Job responsibilities
- Champion a culture of site reliability, exerting technical influence throughout your team and the organization.
- Lead initiatives to improve service levels using data-driven analytics, enhancing the reliability and stability of applications and platforms.
- Collaborate with team members to identify comprehensive service level indicators and work with stakeholders to establish service level objectives and error budgets.
- Demonstrate high-level expertise in AWS, distributed systems, and data warehouse domains, proactively resolving technology-related bottlenecks.
- Act as the primary point of contact during major incidents, showcasing the ability to quickly identify and resolve issues to prevent financial losses.
- Document and share knowledge within the organization through internal forums and communities of practice.
Required Qualifications, Capabilities, and Skills:
- Formal training or certification in site reliability engineering concepts with 5+ years of applied experience.
- Deep proficiency in reliability, scalability, performance, security, enterprise system architecture, toil reduction, and other site reliability best practices.

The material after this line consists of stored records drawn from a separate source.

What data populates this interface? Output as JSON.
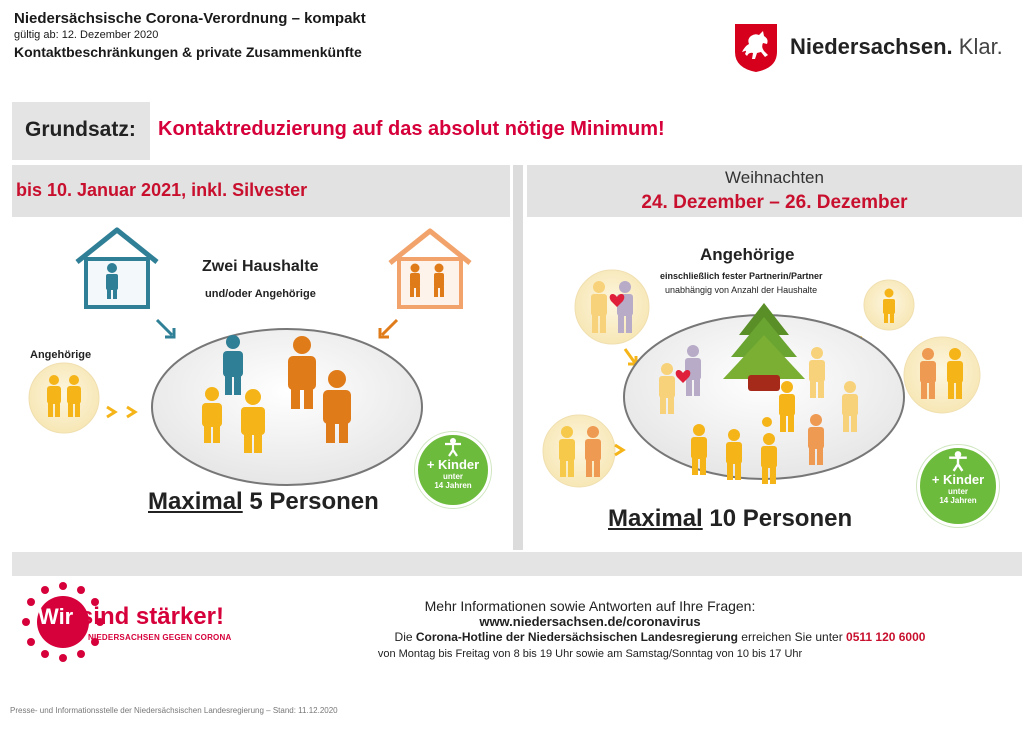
{
  "header": {
    "title": "Niedersächsische Corona-Verordnung – kompakt",
    "valid": "gültig ab: 12. Dezember 2020",
    "subtitle": "Kontaktbeschränkungen & private Zusammenkünfte",
    "logo_bold": "Niedersachsen.",
    "logo_light": "Klar."
  },
  "principle": {
    "label": "Grundsatz:",
    "text": "Kontaktreduzierung auf das absolut nötige Minimum!"
  },
  "left": {
    "heading": "bis 10. Januar 2021, inkl. Silvester",
    "households": "Zwei Haushalte",
    "households_sub": "und/oder Angehörige",
    "relatives": "Angehörige",
    "max_word": "Maximal",
    "max_rest": " 5 Personen",
    "kids_main": "+ Kinder",
    "kids_sub1": "unter",
    "kids_sub2": "14 Jahren"
  },
  "right": {
    "heading_small": "Weihnachten",
    "heading_big": "24. Dezember – 26. Dezember",
    "relatives": "Angehörige",
    "relatives_sub1": "einschließlich fester Partnerin/Partner",
    "relatives_sub2": "unabhängig von Anzahl der Haushalte",
    "max_word": "Maximal",
    "max_rest": " 10 Personen",
    "kids_main": "+ Kinder",
    "kids_sub1": "unter",
    "kids_sub2": "14 Jahren"
  },
  "footer": {
    "campaign_main": "sind stärker!",
    "campaign_prefix": "Wir",
    "campaign_sub": "NIEDERSACHSEN GEGEN CORONA",
    "info_intro": "Mehr Informationen sowie Antworten auf Ihre Fragen:",
    "url": "www.niedersachsen.de/coronavirus",
    "hotline_pre": "Die ",
    "hotline_bold": "Corona-Hotline der Niedersächsischen Landesregierung",
    "hotline_mid": " erreichen Sie unter ",
    "hotline_number": "0511 120 6000",
    "hours": "von Montag bis Freitag von 8 bis 19 Uhr sowie am Samstag/Sonntag von 10 bis 17 Uhr",
    "credit": "Presse- und Informationsstelle der Niedersächsischen Landesregierung – Stand: 11.12.2020"
  },
  "colors": {
    "red": "#c8102e",
    "orange": "#e07b1a",
    "yellow": "#f5b418",
    "teal": "#2f7f96",
    "green": "#6dbb3c"
  }
}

- Proficiency in at least one programming language such as Python, Java, C, .Net, etc.
- Extensive knowledge of software applications and technical processes, with emerging expertise in one or more technical disciplines.

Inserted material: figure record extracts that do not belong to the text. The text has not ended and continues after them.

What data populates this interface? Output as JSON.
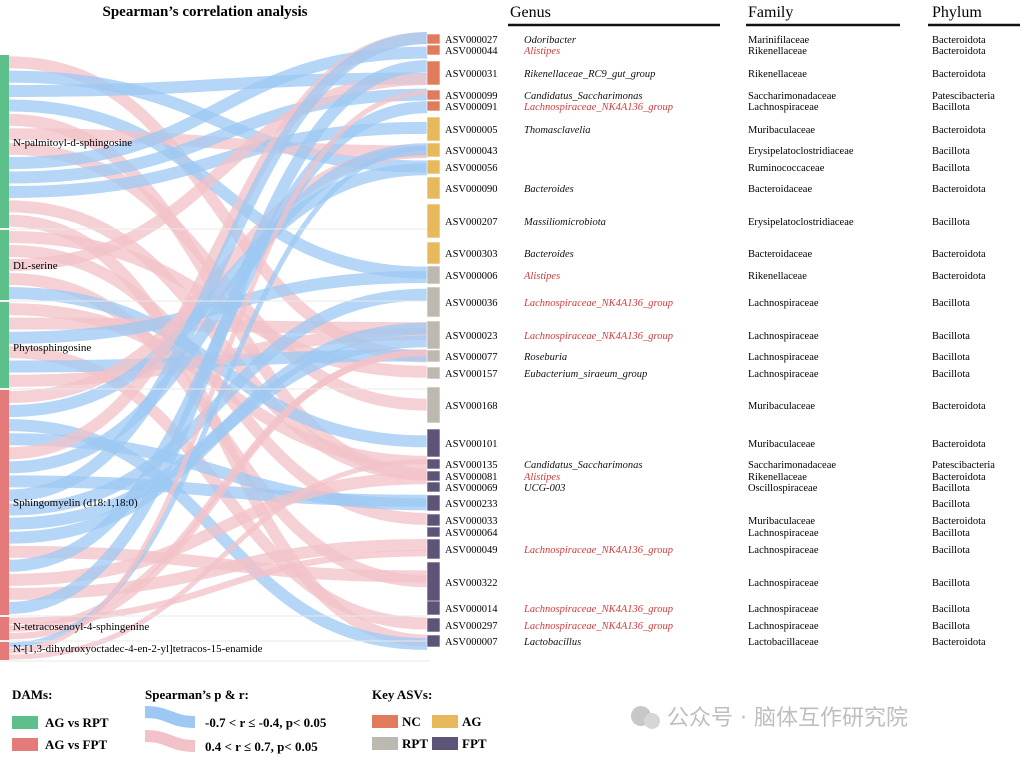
{
  "title": "Spearman’s correlation analysis",
  "headers": {
    "genus": "Genus",
    "family": "Family",
    "phylum": "Phylum"
  },
  "colors": {
    "AG_vs_RPT": "#5dbf8a",
    "AG_vs_FPT": "#e47a7a",
    "neg_link": "#9cc8f3",
    "pos_link": "#f2c2c8",
    "NC": "#e07b5c",
    "AG": "#e7b95a",
    "RPT": "#bdb8b0",
    "FPT": "#5e5478",
    "red_text": "#d23a3a"
  },
  "metabolites": [
    {
      "name": "N-palmitoyl-d-sphingosine",
      "group": "AG_vs_RPT"
    },
    {
      "name": "DL-serine",
      "group": "AG_vs_RPT"
    },
    {
      "name": "Phytosphingosine",
      "group": "AG_vs_RPT"
    },
    {
      "name": "Sphingomyelin (d18:1,18:0)",
      "group": "AG_vs_FPT"
    },
    {
      "name": "N-tetracosenoyl-4-sphingenine",
      "group": "AG_vs_FPT"
    },
    {
      "name": "N-[1,3-dihydroxyoctadec-4-en-2-yl]tetracos-15-enamide",
      "group": "AG_vs_FPT"
    }
  ],
  "asvs": [
    {
      "id": "ASV000027",
      "key": "NC",
      "genus": "Odoribacter",
      "genus_red": false,
      "family": "Marinifilaceae",
      "phylum": "Bacteroidota"
    },
    {
      "id": "ASV000044",
      "key": "NC",
      "genus": "Alistipes",
      "genus_red": true,
      "family": "Rikenellaceae",
      "phylum": "Bacteroidota"
    },
    {
      "id": "ASV000031",
      "key": "NC",
      "genus": "Rikenellaceae_RC9_gut_group",
      "genus_red": false,
      "family": "Rikenellaceae",
      "phylum": "Bacteroidota"
    },
    {
      "id": "ASV000099",
      "key": "NC",
      "genus": "Candidatus_Saccharimonas",
      "genus_red": false,
      "family": "Saccharimonadaceae",
      "phylum": "Patescibacteria"
    },
    {
      "id": "ASV000091",
      "key": "NC",
      "genus": "Lachnospiraceae_NK4A136_group",
      "genus_red": true,
      "family": "Lachnospiraceae",
      "phylum": "Bacillota"
    },
    {
      "id": "ASV000005",
      "key": "AG",
      "genus": "Thomasclavelia",
      "genus_red": false,
      "family": "Muribaculaceae",
      "phylum": "Bacteroidota"
    },
    {
      "id": "ASV000043",
      "key": "AG",
      "genus": "",
      "genus_red": false,
      "family": "Erysipelatoclostridiaceae",
      "phylum": "Bacillota"
    },
    {
      "id": "ASV000056",
      "key": "AG",
      "genus": "",
      "genus_red": false,
      "family": "Ruminococcaceae",
      "phylum": "Bacillota"
    },
    {
      "id": "ASV000090",
      "key": "AG",
      "genus": "Bacteroides",
      "genus_red": false,
      "family": "Bacteroidaceae",
      "phylum": "Bacteroidota"
    },
    {
      "id": "ASV000207",
      "key": "AG",
      "genus": "Massiliomicrobiota",
      "genus_red": false,
      "family": "Erysipelatoclostridiaceae",
      "phylum": "Bacillota"
    },
    {
      "id": "ASV000303",
      "key": "AG",
      "genus": "Bacteroides",
      "genus_red": false,
      "family": "Bacteroidaceae",
      "phylum": "Bacteroidota"
    },
    {
      "id": "ASV000006",
      "key": "RPT",
      "genus": "Alistipes",
      "genus_red": true,
      "family": "Rikenellaceae",
      "phylum": "Bacteroidota"
    },
    {
      "id": "ASV000036",
      "key": "RPT",
      "genus": "Lachnospiraceae_NK4A136_group",
      "genus_red": true,
      "family": "Lachnospiraceae",
      "phylum": "Bacillota"
    },
    {
      "id": "ASV000023",
      "key": "RPT",
      "genus": "Lachnospiraceae_NK4A136_group",
      "genus_red": true,
      "family": "Lachnospiraceae",
      "phylum": "Bacillota"
    },
    {
      "id": "ASV000077",
      "key": "RPT",
      "genus": "Roseburia",
      "genus_red": false,
      "family": "Lachnospiraceae",
      "phylum": "Bacillota"
    },
    {
      "id": "ASV000157",
      "key": "RPT",
      "genus": "Eubacterium_siraeum_group",
      "genus_red": false,
      "family": "Lachnospiraceae",
      "phylum": "Bacillota"
    },
    {
      "id": "ASV000168",
      "key": "RPT",
      "genus": "",
      "genus_red": false,
      "family": "Muribaculaceae",
      "phylum": "Bacteroidota"
    },
    {
      "id": "ASV000101",
      "key": "FPT",
      "genus": "",
      "genus_red": false,
      "family": "Muribaculaceae",
      "phylum": "Bacteroidota"
    },
    {
      "id": "ASV000135",
      "key": "FPT",
      "genus": "Candidatus_Saccharimonas",
      "genus_red": false,
      "family": "Saccharimonadaceae",
      "phylum": "Patescibacteria"
    },
    {
      "id": "ASV000081",
      "key": "FPT",
      "genus": "Alistipes",
      "genus_red": true,
      "family": "Rikenellaceae",
      "phylum": "Bacteroidota"
    },
    {
      "id": "ASV000069",
      "key": "FPT",
      "genus": "UCG-003",
      "genus_red": false,
      "family": "Oscillospiraceae",
      "phylum": "Bacillota"
    },
    {
      "id": "ASV000233",
      "key": "FPT",
      "genus": "",
      "genus_red": false,
      "family": "",
      "phylum": "Bacillota"
    },
    {
      "id": "ASV000033",
      "key": "FPT",
      "genus": "",
      "genus_red": false,
      "family": "Muribaculaceae",
      "phylum": "Bacteroidota"
    },
    {
      "id": "ASV000064",
      "key": "FPT",
      "genus": "",
      "genus_red": false,
      "family": "Lachnospiraceae",
      "phylum": "Bacillota"
    },
    {
      "id": "ASV000049",
      "key": "FPT",
      "genus": "Lachnospiraceae_NK4A136_group",
      "genus_red": true,
      "family": "Lachnospiraceae",
      "phylum": "Bacillota"
    },
    {
      "id": "ASV000322",
      "key": "FPT",
      "genus": "",
      "genus_red": false,
      "family": "Lachnospiraceae",
      "phylum": "Bacillota"
    },
    {
      "id": "ASV000014",
      "key": "FPT",
      "genus": "Lachnospiraceae_NK4A136_group",
      "genus_red": true,
      "family": "Lachnospiraceae",
      "phylum": "Bacillota"
    },
    {
      "id": "ASV000297",
      "key": "FPT",
      "genus": "Lachnospiraceae_NK4A136_group",
      "genus_red": true,
      "family": "Lachnospiraceae",
      "phylum": "Bacillota"
    },
    {
      "id": "ASV000007",
      "key": "FPT",
      "genus": "Lactobacillus",
      "genus_red": false,
      "family": "Lactobacillaceae",
      "phylum": "Bacteroidota"
    }
  ],
  "legend": {
    "dams_title": "DAMs:",
    "dams": [
      {
        "label": "AG vs RPT",
        "color": "#5dbf8a"
      },
      {
        "label": "AG vs FPT",
        "color": "#e47a7a"
      }
    ],
    "spearman_title": "Spearman’s p & r:",
    "spearman": [
      {
        "label": "-0.7 < r ≤ -0.4, p< 0.05",
        "color": "#9cc8f3"
      },
      {
        "label": "0.4 < r ≤ 0.7, p< 0.05",
        "color": "#f2c2c8"
      }
    ],
    "key_title": "Key ASVs:",
    "keys": [
      {
        "label": "NC",
        "color": "#e07b5c"
      },
      {
        "label": "AG",
        "color": "#e7b95a"
      },
      {
        "label": "RPT",
        "color": "#bdb8b0"
      },
      {
        "label": "FPT",
        "color": "#5e5478"
      }
    ]
  },
  "watermark": "公众号 · 脑体互作研究院"
}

- Proficiency in observability, including white and black box monitoring, SLO alerting, and telemetry collection using tools like Grafana, Dynatrace, Prometheus, Datadog, Splunk, etc.
- Experience with continuous integration and continuous delivery tools (e.g., Jenkins, GitLab, Terraform, etc.).
- Experience with cloud computing using AWS (EC2, EMR, Athena, Glue, Redshift, etc.) and container orchestration (e.g., ECS, Kubernetes, Docker, etc.).
- Experience troubleshooting common networking technologies and issues.
Preferred Qualifications, Capabilities, and Skills:
- Ability to identify and solve problems related to complex data structures and algorithms.
- Self-motivated and a lifelong learner, eager to embrace and master emerging technologies.
- Ability to expand and collaborate across different levels and stakeholder groups.